“A stitch in time saves nine”
Waste not want not was the theme for today in principle 6, as what others fail to value can be a great gift to you in permaculture, we need to use what we have and look to the waste stream for resources, as waste is onnly stuff in the wrong place! and we looked into the many ways we can use and re-use the many items that society throws away.
one of the subjects we covered was using and processing human waste safely, how to make composting toilets, reed bed processing systems and how to use humanure and urine as fertilizer for our plants and trees rather than treating it as a waste product, humanure from composting toilets makes great fertilizer for trees and non edible plants while urine is essentially 70% of the nutrients that your body takes in and therefore in the right dilution makes a fantastic no cost fertilizer for your garden! this is important as commercial nitrates are causing huge perblems with our water tables – eutrophication, wich is basically hige algae blooms that kill all the life in the affected water area – nutrients in the wrong place is pollution and we cannot sustain the use of these chemicals!.

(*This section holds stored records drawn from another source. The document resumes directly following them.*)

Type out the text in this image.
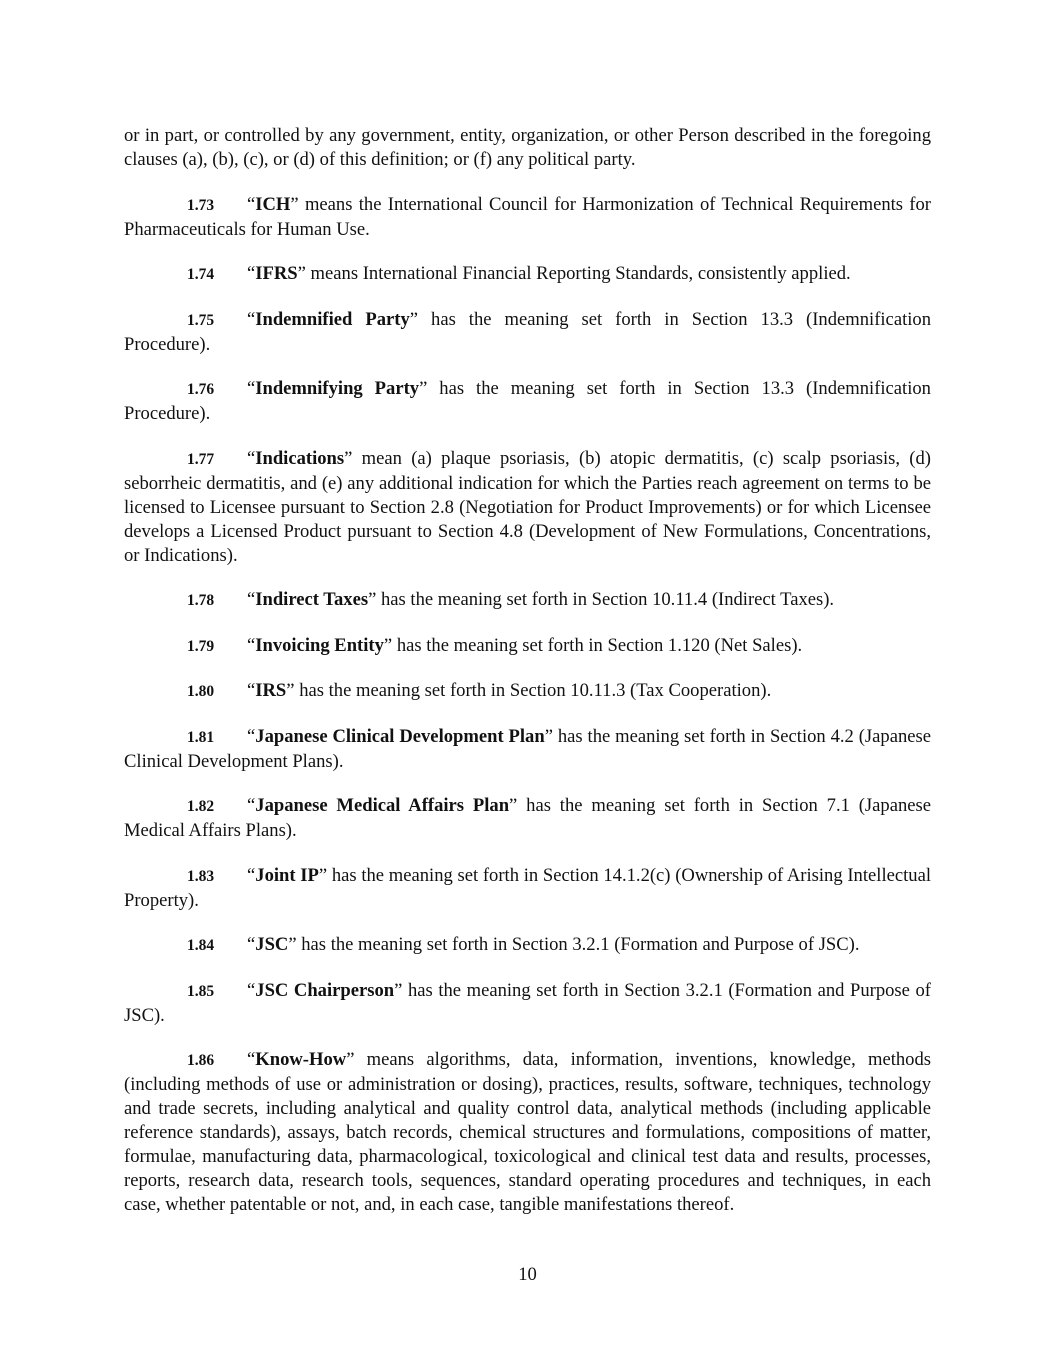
or in part, or controlled by any government, entity, organization, or other Person described in the foregoing clauses (a), (b), (c), or (d) of this definition; or (f) any political party.

1.73 “ICH” means the International Council for Harmonization of Technical Requirements for Pharmaceuticals for Human Use.

1.74 “IFRS” means International Financial Reporting Standards, consistently applied.

1.75 “Indemnified Party” has the meaning set forth in Section 13.3 (Indemnification Procedure).

1.76 “Indemnifying Party” has the meaning set forth in Section 13.3 (Indemnification Procedure).

1.77 “Indications” mean (a) plaque psoriasis, (b) atopic dermatitis, (c) scalp psoriasis, (d) seborrheic dermatitis, and (e) any additional indication for which the Parties reach agreement on terms to be licensed to Licensee pursuant to Section 2.8 (Negotiation for Product Improvements) or for which Licensee develops a Licensed Product pursuant to Section 4.8 (Development of New Formulations, Concentrations, or Indications).

1.78 “Indirect Taxes” has the meaning set forth in Section 10.11.4 (Indirect Taxes).

1.79 “Invoicing Entity” has the meaning set forth in Section 1.120 (Net Sales).

1.80 “IRS” has the meaning set forth in Section 10.11.3 (Tax Cooperation).

1.81 “Japanese Clinical Development Plan” has the meaning set forth in Section 4.2 (Japanese Clinical Development Plans).

1.82 “Japanese Medical Affairs Plan” has the meaning set forth in Section 7.1 (Japanese Medical Affairs Plans).

1.83 “Joint IP” has the meaning set forth in Section 14.1.2(c) (Ownership of Arising Intellectual Property).

1.84 “JSC” has the meaning set forth in Section 3.2.1 (Formation and Purpose of JSC).

1.85 “JSC Chairperson” has the meaning set forth in Section 3.2.1 (Formation and Purpose of JSC).

1.86 “Know-How” means algorithms, data, information, inventions, knowledge, methods (including methods of use or administration or dosing), practices, results, software, techniques, technology and trade secrets, including analytical and quality control data, analytical methods (including applicable reference standards), assays, batch records, chemical structures and formulations, compositions of matter, formulae, manufacturing data, pharmacological, toxicological and clinical test data and results, processes, reports, research data, research tools, sequences, standard operating procedures and techniques, in each case, whether patentable or not, and, in each case, tangible manifestations thereof.

10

we also had a look at Hugelkultur beds that use waste wood and material as the centre ofier construction and are highly fertile environments in which to grow plants and vegetables.
As class we also looked at high efficiancy stoves, that not only burn cleanly producing less smoke and pollutants but are hotter and therefore better for cooking and as an added bonus using them also produces Biochar, one of the most useful and valuable resources in permaculture! to produe it the stove has to burning at a temperature of 550 degrees or more and unlike normal charcoal that still contains volatiles and is very dusty, the biochar is so clean you can use it to filter water.
We looked at ‘wild stoves’ small efficient stoves that are easy to travel with and Dan also led a group to make an Estuffe Finke stove with elements that we had procured locally, this was a great experience for the class and once the stove was complete, Dan gave a demnstration of how it worked, everyone was very inspired to take this information home and make one for thier families or community esecially as it produces a lot of biochar and is pretty easy to make with basic materials and tools – well done Dan and class!